So I discovered today that many of my old posts had disappeared. Ok, so the posts didn't disappear, but the content has because it was hosted on DTube. If you go back 2-3 months you'll see a post with a picture, and when you click on it the circle goes round and round, but nothing plays.
I'm a little bit irritated by this. Yes, in the DTube discord #faq, as of 5/29/2018, it says that old videos will be deleted, but this is a little understated -- 13 words in tiny font. You'd think this would deserve large, bold-faced, all-caps WE WILL DELETE YOUR VIDEOS AFTER TWO MONTHS TO MAKE SPACE ON OUR SERVERS or maybe not.
I guess I went into this making many assumptions, several of which didn't hold. My mistake.
In all seriousness, I've made 23 DTube posts, earning an average of $6.951 per post. Then 25% is around $1.74 fee per post. Yes, some of my profit was from DTube rewards, so let's round this down generously to $1.00 in fees per post. Some of the posts were lengthy, but others were not. Again, if I round up in their favor, were looking at around 2GByte per post.

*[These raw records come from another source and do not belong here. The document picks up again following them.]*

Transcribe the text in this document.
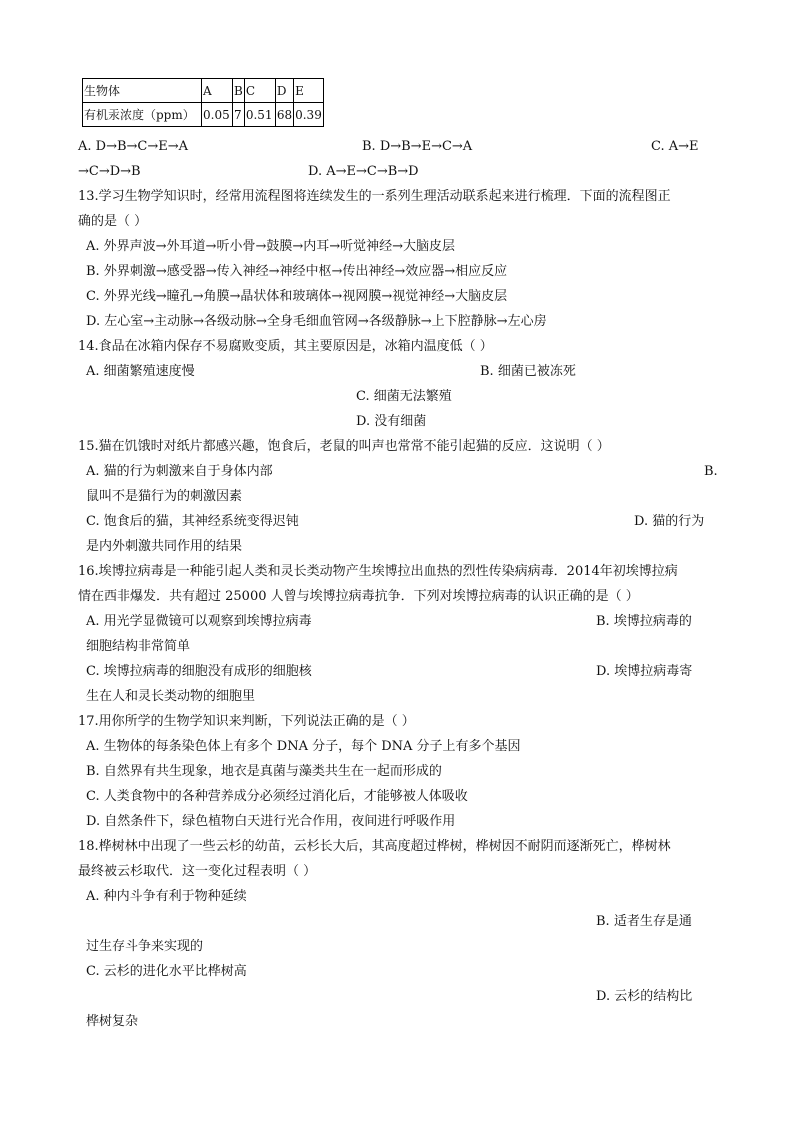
生物体	A	B	C	D	E
有机汞浓度（ppm）	0.05	7	0.51	68	0.39
A. D→B→C→E→A	B. D→B→E→C→A	C. A→E
→C→D→B	D. A→E→C→B→D
13.学习生物学知识时，经常用流程图将连续发生的一系列生理活动联系起来进行梳理．下面的流程图正
确的是（ ）
A. 外界声波→外耳道→听小骨→鼓膜→内耳→听觉神经→大脑皮层
B. 外界刺激→感受器→传入神经→神经中枢→传出神经→效应器→相应反应
C. 外界光线→瞳孔→角膜→晶状体和玻璃体→视网膜→视觉神经→大脑皮层
D. 左心室→主动脉→各级动脉→全身毛细血管网→各级静脉→上下腔静脉→左心房
14.食品在冰箱内保存不易腐败变质，其主要原因是，冰箱内温度低（ ）
A. 细菌繁殖速度慢	B. 细菌已被冻死
C. 细菌无法繁殖
D. 没有细菌
15.猫在饥饿时对纸片都感兴趣，饱食后，老鼠的叫声也常常不能引起猫的反应．这说明（ ）
A. 猫的行为刺激来自于身体内部	B.
鼠叫不是猫行为的刺激因素
C. 饱食后的猫，其神经系统变得迟钝	D. 猫的行为
是内外刺激共同作用的结果
16.埃博拉病毒是一种能引起人类和灵长类动物产生埃博拉出血热的烈性传染病病毒．2014年初埃博拉病
情在西非爆发．共有超过 25000 人曾与埃博拉病毒抗争．下列对埃博拉病毒的认识正确的是（ ）
A. 用光学显微镜可以观察到埃博拉病毒	B. 埃博拉病毒的
细胞结构非常简单
C. 埃博拉病毒的细胞没有成形的细胞核	D. 埃博拉病毒寄
生在人和灵长类动物的细胞里
17.用你所学的生物学知识来判断，下列说法正确的是（ ）
A. 生物体的每条染色体上有多个 DNA 分子，每个 DNA 分子上有多个基因
B. 自然界有共生现象，地衣是真菌与藻类共生在一起而形成的
C. 人类食物中的各种营养成分必须经过消化后，才能够被人体吸收
D. 自然条件下，绿色植物白天进行光合作用，夜间进行呼吸作用
18.桦树林中出现了一些云杉的幼苗，云杉长大后，其高度超过桦树，桦树因不耐阴而逐渐死亡，桦树林
最终被云杉取代．这一变化过程表明（ ）
A. 种内斗争有利于物种延续
B. 适者生存是通
过生存斗争来实现的
C. 云杉的进化水平比桦树高
D. 云杉的结构比
桦树复杂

According to the BTCManager article:
https://btcmanager.com/tag/dtube/
DTube estimates $0.044 per GByte per month. Let's round that up to $0.05.
At this rate, my content should have been viable for 40 months before becoming a financial burden.
Maybe I've made a mistake with the math... let's say I'm wrong by 2x, then the magic number becomes 20 months. This is still one order of magnitude off.
There is something not right here. Am I missing something critical in this estimate?
Anyhow, I'm in the market for a video hosting site. I like the idea of distributed content, but perhaps I should simply pay for my own hosting? I can post and advertise on Steemit and host the data on my own server. Does that make any financial sense? Data storage is cheap if you're only hosting for one person.
Thanks for listening to my rant... I apologize if it sounded too harsh. I don't mean to be. I do think that Steemit (and others) should think about the definition of value and content. It is hard for me to say that persistent content should be given the same value as content that is deleted in 2 months. (My videos showing how to make Pastirma were valued at $68, but now they are worthless because nobody can view them.) But again, there very well might be something that I'm missing in my understanding.